4)  Pour your solution into a tray or container. Be careful not to spill any, and make sure the solution doesn't come into contact with any solid sodium acetate. This step is optional, but in case you want a better container in which to view the hot ice formation, here's your chance.

5)  Touch the solution with a bit of the solid sodium acetate on a toothpick. The solution should turn into a solid as soon as it is touched. By introducing a "seed" crystal, you just created a nucleation center, triggering the process of solidification.

6)  Feel the outside of the container with the newly formed solid. It should be warm (the solid is 130°F, 54°C) because the formation of crystals releases energy, and this is why sodium acetate is used in heating pads and hand warmers.


# If you don't have sodium acetate, you can make your own from baking soda and vinegar, but it's time-consuming. Keep adding baking soda to vinegar until it stops fizzing; this reaction yields a diluted solution of sodium acetate and water. Then boil off all of the water to make sodium acetate crystals, which you can treat like the powder as described in the instructions above.

# You can make ice sculptures if you pour the solution onto a pinch of the solid crystals. The solution will turn into a solid when it comes in contact with the crystals, and will continue to solidify while you pour. The ice will soon tower up!

# Some chemistry notes:

    * The sodium acetate crystals dissolve; they do not melt (dissolving and melting are entirely different processes).
    * Also, dissolved crystals are aqueous; they are not liquid.

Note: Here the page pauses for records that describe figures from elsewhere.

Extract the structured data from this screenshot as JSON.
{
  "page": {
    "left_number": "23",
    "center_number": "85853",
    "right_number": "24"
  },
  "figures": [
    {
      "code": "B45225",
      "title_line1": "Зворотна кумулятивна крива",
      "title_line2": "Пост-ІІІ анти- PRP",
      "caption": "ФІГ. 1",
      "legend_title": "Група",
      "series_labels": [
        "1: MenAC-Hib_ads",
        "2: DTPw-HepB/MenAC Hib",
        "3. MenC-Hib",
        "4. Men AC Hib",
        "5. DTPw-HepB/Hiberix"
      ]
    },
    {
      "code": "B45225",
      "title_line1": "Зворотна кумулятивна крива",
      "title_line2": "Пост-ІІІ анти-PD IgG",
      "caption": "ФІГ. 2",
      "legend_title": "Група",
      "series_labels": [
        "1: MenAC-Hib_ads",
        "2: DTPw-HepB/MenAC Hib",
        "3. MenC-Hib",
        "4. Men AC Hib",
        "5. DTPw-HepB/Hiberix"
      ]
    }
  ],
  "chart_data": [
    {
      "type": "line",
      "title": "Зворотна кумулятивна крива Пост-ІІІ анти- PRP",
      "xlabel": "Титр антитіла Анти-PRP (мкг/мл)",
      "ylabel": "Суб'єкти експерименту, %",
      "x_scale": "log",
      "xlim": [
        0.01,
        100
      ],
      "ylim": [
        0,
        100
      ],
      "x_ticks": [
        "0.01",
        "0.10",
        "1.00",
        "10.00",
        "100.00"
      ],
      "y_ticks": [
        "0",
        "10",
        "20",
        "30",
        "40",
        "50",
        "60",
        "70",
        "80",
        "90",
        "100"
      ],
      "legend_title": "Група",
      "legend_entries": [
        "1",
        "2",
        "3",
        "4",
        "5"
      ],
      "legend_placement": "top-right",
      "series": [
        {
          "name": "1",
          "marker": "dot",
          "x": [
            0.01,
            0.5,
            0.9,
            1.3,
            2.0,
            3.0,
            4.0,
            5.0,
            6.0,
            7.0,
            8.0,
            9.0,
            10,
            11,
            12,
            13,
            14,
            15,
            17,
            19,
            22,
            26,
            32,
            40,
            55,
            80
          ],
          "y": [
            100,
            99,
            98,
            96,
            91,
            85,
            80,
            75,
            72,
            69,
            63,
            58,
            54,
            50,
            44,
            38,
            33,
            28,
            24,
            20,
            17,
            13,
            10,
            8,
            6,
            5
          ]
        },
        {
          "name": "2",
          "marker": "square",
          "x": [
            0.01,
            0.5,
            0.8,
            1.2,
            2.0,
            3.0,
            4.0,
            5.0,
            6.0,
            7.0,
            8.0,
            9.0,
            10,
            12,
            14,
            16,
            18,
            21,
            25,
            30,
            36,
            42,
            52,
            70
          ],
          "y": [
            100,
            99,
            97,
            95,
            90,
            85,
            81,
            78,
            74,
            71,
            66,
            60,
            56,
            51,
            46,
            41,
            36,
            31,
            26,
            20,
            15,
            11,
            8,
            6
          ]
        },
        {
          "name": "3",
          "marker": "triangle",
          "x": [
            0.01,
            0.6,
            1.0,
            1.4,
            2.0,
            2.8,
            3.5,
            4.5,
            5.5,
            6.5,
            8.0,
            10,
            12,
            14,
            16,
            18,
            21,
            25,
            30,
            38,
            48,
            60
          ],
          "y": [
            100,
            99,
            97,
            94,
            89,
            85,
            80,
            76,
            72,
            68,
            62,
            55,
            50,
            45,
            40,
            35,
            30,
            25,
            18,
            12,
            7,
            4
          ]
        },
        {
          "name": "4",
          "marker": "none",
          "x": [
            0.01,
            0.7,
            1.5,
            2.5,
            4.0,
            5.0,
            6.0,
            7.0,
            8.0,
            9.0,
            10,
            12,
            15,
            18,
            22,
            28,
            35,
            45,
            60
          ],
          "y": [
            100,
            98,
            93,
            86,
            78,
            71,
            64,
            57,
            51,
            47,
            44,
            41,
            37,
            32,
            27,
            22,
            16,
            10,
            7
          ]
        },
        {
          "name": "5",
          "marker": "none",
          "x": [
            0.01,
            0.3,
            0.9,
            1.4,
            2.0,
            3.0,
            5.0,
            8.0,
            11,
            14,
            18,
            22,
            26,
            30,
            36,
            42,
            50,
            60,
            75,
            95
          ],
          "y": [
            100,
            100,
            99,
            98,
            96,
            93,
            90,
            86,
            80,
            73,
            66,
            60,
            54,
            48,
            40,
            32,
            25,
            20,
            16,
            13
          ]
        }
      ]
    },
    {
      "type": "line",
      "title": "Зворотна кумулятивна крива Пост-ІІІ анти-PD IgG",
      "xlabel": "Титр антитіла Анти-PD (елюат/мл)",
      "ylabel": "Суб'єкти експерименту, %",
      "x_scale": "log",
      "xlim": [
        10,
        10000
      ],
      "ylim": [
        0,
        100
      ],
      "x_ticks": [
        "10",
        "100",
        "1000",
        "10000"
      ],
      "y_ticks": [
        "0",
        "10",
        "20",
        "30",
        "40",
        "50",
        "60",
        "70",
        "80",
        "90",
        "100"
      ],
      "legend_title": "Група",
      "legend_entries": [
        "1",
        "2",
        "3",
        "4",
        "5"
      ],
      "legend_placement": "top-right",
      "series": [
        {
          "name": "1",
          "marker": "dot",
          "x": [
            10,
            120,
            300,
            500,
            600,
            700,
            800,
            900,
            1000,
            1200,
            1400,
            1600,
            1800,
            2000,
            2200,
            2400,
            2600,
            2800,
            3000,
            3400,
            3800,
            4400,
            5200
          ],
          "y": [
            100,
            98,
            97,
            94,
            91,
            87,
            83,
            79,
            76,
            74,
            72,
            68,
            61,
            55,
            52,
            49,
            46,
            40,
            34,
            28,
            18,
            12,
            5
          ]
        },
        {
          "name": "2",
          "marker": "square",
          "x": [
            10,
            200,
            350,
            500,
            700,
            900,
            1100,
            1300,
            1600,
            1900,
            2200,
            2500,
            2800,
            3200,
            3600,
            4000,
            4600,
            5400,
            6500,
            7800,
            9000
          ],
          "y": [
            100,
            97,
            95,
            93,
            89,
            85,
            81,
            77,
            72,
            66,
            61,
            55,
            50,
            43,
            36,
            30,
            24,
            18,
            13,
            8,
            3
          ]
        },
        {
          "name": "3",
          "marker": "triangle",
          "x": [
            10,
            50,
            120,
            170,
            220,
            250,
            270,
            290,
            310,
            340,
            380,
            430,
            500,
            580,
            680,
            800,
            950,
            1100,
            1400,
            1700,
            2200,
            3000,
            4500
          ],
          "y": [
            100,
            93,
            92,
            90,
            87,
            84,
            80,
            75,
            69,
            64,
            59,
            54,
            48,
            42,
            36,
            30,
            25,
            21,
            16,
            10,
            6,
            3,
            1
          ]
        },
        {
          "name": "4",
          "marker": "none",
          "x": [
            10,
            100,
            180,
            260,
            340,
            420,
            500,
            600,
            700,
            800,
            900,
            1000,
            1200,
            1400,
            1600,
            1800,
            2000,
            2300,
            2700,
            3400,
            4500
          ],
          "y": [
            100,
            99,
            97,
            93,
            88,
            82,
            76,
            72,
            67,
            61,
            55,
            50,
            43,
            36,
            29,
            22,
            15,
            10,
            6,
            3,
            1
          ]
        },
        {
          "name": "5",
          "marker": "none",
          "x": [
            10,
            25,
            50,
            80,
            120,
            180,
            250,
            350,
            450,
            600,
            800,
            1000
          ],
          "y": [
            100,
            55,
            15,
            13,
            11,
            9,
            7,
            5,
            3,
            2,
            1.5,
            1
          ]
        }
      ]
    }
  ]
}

    * Do not touch the solution until it's cooled!
    * Also be careful not to inhale any solution. It's never a good idea to inhale chemicals.
    * Instead of refrigerator you can cool in cold ice bath for 15 minutes.

Things You'll Need:

    * Sodium acetate
    * Tray or container
    * Pan to nearly boil the water
    * Stove
    * Water

I borrowed this guide from, because I'm one of the authors.

Friday, September 10, 2010

Flying cars are coming

Cars that can fly long been the subject of science fiction, but advances in technologies will soon be able to ensure that flying cars, actually hybrids of vehicles and aircraft to become a reality.

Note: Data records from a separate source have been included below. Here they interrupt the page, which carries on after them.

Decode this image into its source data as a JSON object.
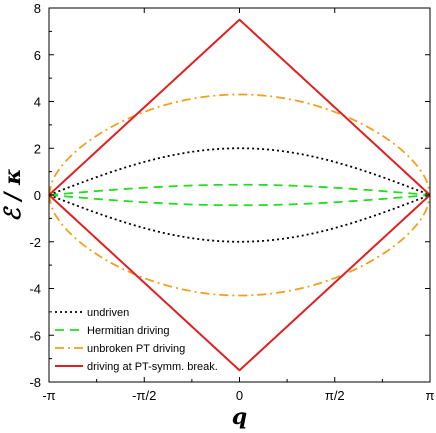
{
  "chart_data": {
    "type": "line",
    "title": "",
    "xlabel": "q",
    "ylabel": "ℰ / κ",
    "xlim": [
      -3.14159,
      3.14159
    ],
    "ylim": [
      -8,
      8
    ],
    "x_ticks": [
      {
        "value": -3.14159,
        "label": "-π"
      },
      {
        "value": -1.5708,
        "label": "-π/2"
      },
      {
        "value": 0,
        "label": "0"
      },
      {
        "value": 1.5708,
        "label": "π/2"
      },
      {
        "value": 3.14159,
        "label": "π"
      }
    ],
    "y_ticks": [
      {
        "value": -8,
        "label": "-8"
      },
      {
        "value": -6,
        "label": "-6"
      },
      {
        "value": -4,
        "label": "-4"
      },
      {
        "value": -2,
        "label": "-2"
      },
      {
        "value": 0,
        "label": "0"
      },
      {
        "value": 2,
        "label": "2"
      },
      {
        "value": 4,
        "label": "4"
      },
      {
        "value": 6,
        "label": "6"
      },
      {
        "value": 8,
        "label": "8"
      }
    ],
    "grid": false,
    "legend_position": "bottom-left",
    "series": [
      {
        "name": "undriven",
        "color": "#000000",
        "dash": "2,3",
        "curve": "cosine",
        "x": [
          -3.14159,
          -2.35619,
          -1.5708,
          -0.7854,
          0,
          0.7854,
          1.5708,
          2.35619,
          3.14159
        ],
        "y": [
          0,
          0.77,
          1.41,
          1.85,
          2.0,
          1.85,
          1.41,
          0.77,
          0
        ],
        "mirrored": true
      },
      {
        "name": "Hermitian driving",
        "color": "#22dd22",
        "dash": "9,6",
        "curve": "cosine",
        "x": [
          -3.14159,
          -2.35619,
          -1.5708,
          -0.7854,
          0,
          0.7854,
          1.5708,
          2.35619,
          3.14159
        ],
        "y": [
          0,
          0.17,
          0.31,
          0.41,
          0.44,
          0.41,
          0.31,
          0.17,
          0
        ],
        "mirrored": true
      },
      {
        "name": "unbroken PT driving",
        "color": "#f0a020",
        "dash": "9,4,2,4",
        "curve": "sine-power",
        "x": [
          -3.14159,
          -2.35619,
          -1.5708,
          -0.7854,
          0,
          0.7854,
          1.5708,
          2.35619,
          3.14159
        ],
        "y": [
          0,
          2.4,
          3.6,
          4.15,
          4.3,
          4.15,
          3.6,
          2.4,
          0
        ],
        "mirrored": true
      },
      {
        "name": "driving at PT-symm. break.",
        "color": "#e02020",
        "dash": "",
        "curve": "linear",
        "x": [
          -3.14159,
          0,
          3.14159
        ],
        "y": [
          0,
          7.5,
          0
        ],
        "mirrored": true
      }
    ]
  }
}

Some of the first prototype could even appear on the market early next year - told the Voice of America. Aviator Steve Seint comes from a family of pilots. His father worked as pilotage in South America, where Steve spent his childhood. I grew up in the jungles of the Amazon in Ecuador, where there are no roads. So, if you want to travel - you must fly - says Steve.

He founded the „I-Tec“ company," Education and Technology Center for the indigenous peoples“ , he says that his main motivation in designing a prototype flying car, which he called "Maverick" was - functionality.

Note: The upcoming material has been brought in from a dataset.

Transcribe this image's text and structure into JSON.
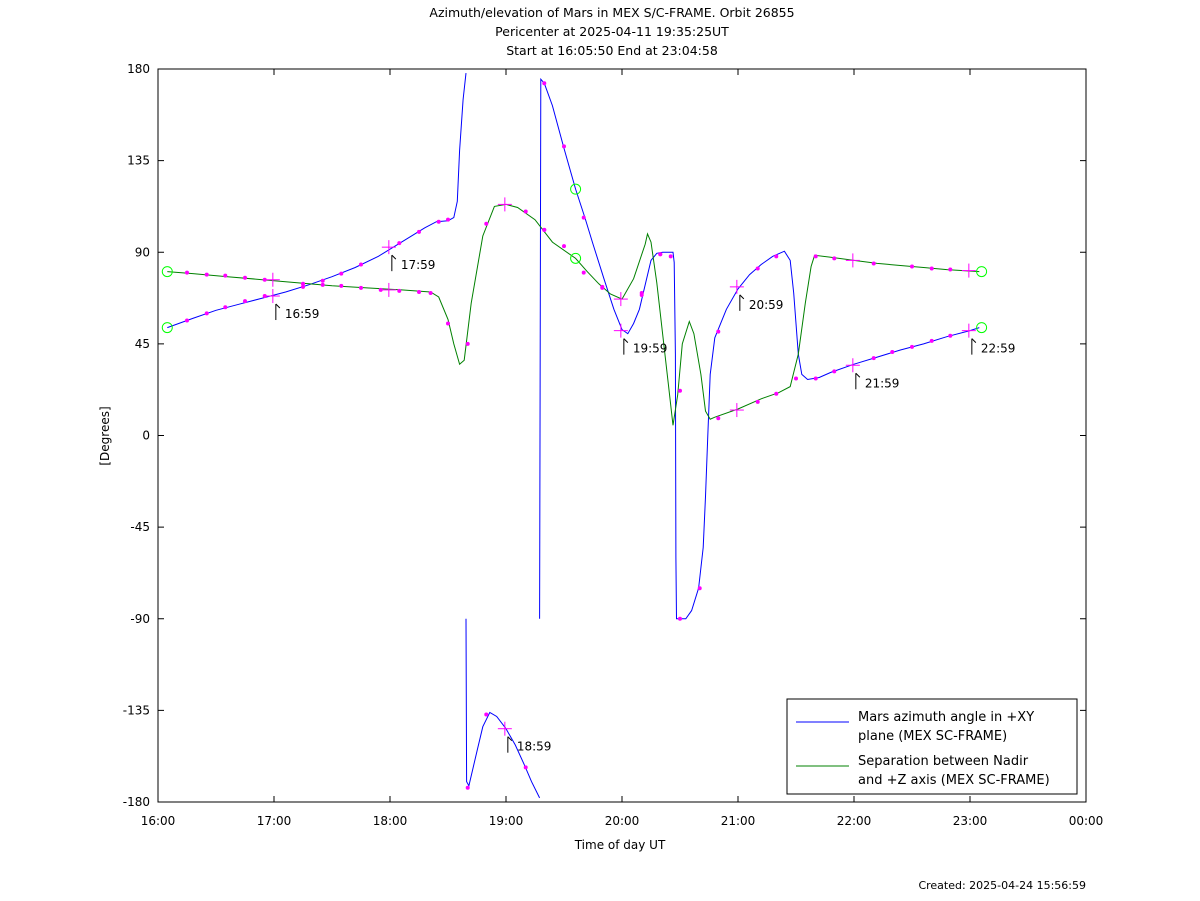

Our main focus are the people in remote areas, humanitarian workers and other activists. Need to find the commercial market here in America - says Steve.

"Maverick" can reach speed of 150 kolometers per hour ( 90 mph) on the highway. When throw the wings looks like some kind of parachute and can fly up to 100  kilometers ( 60 miles ) at a speed of 65 kilometers per hour (40 mph).

Operational manager airline company "Terrafugia" Ana Ditrik believe that in America there is a market for the experimental model and its companies, which they called "transition".
We wanted to show that the same car can fly, to travel by road, the wings folded in a reasonable time to one minute, and then can be parked in your garage - says Anna.
She added that her company is moving toward the next stage in the production of its model "transition".

It is envisaged that the first model to be delivered in 18 months, and the price of the first flying car should be around 200 000 dollars.


Although it appears that these two models represent significant breakthroughs, some pilots and enthusiasts are less enthusiastic.

John Monet, founder of the "Sonnet aircraft“, the company that develops sports airplanes on electric power, said that this is an interesting idea, but that required too much.
Aircraft must be produced by different standards than cars, and when you combine, you get something that is very mediocre - says Monet.